I have the following table
Address, City, Data1, Data2, Data3
123 North 5th Street, San Francisco, A, B, C
123 N 5th Street, San Francisco, [Blank], D, [Blank]
123 North 5th St, San Francisco, E, F, G
I want to merge the data based on 2 criteria: the first 4 digits of the address and the city.
So the merge row would look like:
123 North 5th Street, San Francisco, AE, BDF, CG
I have about 6000 records include the "duplicates". I have the table in both access and excel, any help would be appreciated.
Are you sure you want to carry out the matching on that criteia? Would you for instance want to match the following record with those three above 123 North 4th Street, San Francisco?

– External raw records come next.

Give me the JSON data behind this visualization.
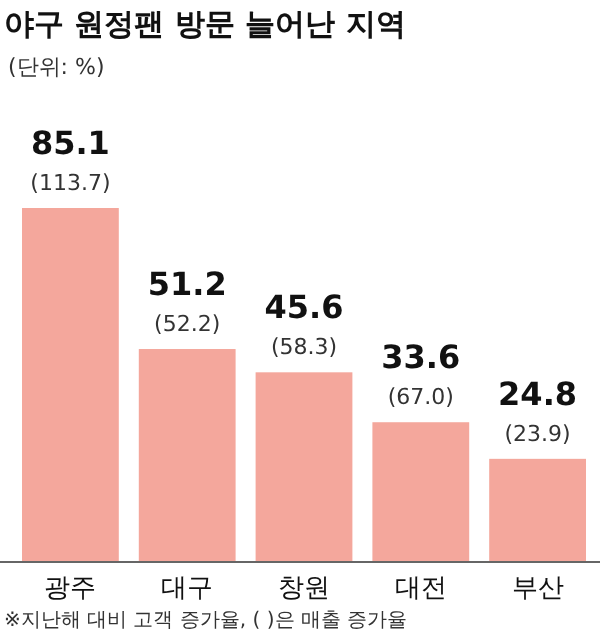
{
  "chart_data": {
    "type": "bar",
    "title": "야구 원정팬 방문 늘어난 지역",
    "subtitle": "(단위: %)",
    "categories": [
      "광주",
      "대구",
      "창원",
      "대전",
      "부산"
    ],
    "values": [
      85.1,
      51.2,
      45.6,
      33.6,
      24.8
    ],
    "color": "#f4a79c",
    "data_labels": true,
    "annotations": [
      {
        "text": "(113.7)",
        "x": "광주",
        "y": 85.1
      },
      {
        "text": "(52.2)",
        "x": "대구",
        "y": 51.2
      },
      {
        "text": "(58.3)",
        "x": "창원",
        "y": 45.6
      },
      {
        "text": "(67.0)",
        "x": "대전",
        "y": 33.6
      },
      {
        "text": "(23.9)",
        "x": "부산",
        "y": 24.8
      },
      "※지난해 대비 고객 증가율, ( )은 매출 증가율"
    ]
  }
}
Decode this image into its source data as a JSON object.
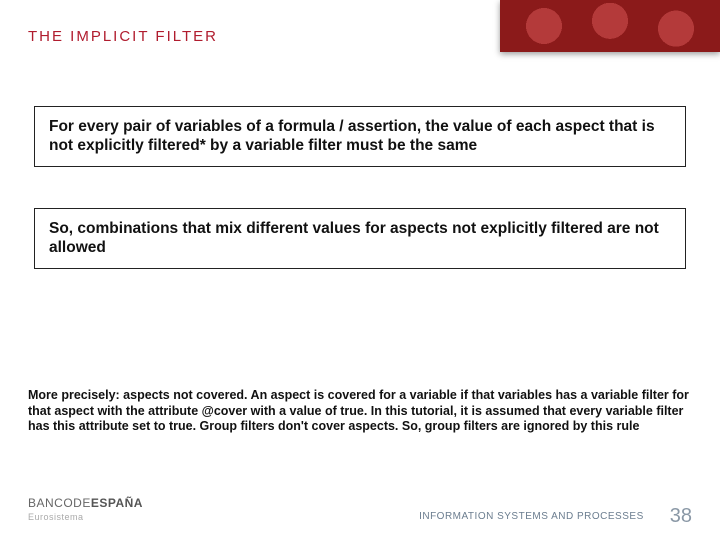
{
  "title": "THE IMPLICIT FILTER",
  "box1": "For every pair of variables of a formula / assertion, the value of each aspect that is not explicitly filtered* by a variable filter must be the same",
  "box2": "So, combinations that mix different values for aspects not explicitly filtered are not allowed",
  "note": "More precisely: aspects not covered. An aspect is covered for a variable if that variables has a variable filter for that aspect with the attribute @cover with a value of true. In this tutorial, it is assumed that every variable filter has this attribute set to true. Group filters don't cover aspects. So, group filters are ignored by this rule",
  "logo_prefix": "BANCODE",
  "logo_suffix": "ESPAÑA",
  "logo_sub": "Eurosistema",
  "dept": "INFORMATION SYSTEMS AND PROCESSES",
  "page": "38",
  "colors": {
    "accent": "#b01c2e",
    "banner": "#8b1a1a",
    "text": "#111111",
    "footer_muted": "#8a98a6"
  }
}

The ideal way to do this is to address standardise the data first and then deduplicate it. In NZ for instance we use a PAF file (Postal Address File) to standardise the addressing and accurately issue a DPID (delivery point identifier) to each record. You'd then be in a position to match the data to carry out your second step of merging records (which is still a tricky exercise). There would be plenty of vendors around to facilitate this for you in the US for a small fee, Axciom I believe is a global player in this space.
If you don't want to do that, another option is to use a third party tool to match those records with some fuzzy logic rather than coding it yourself, I've used an addin to Excel before by a company called DQGlobal to run over data and match records.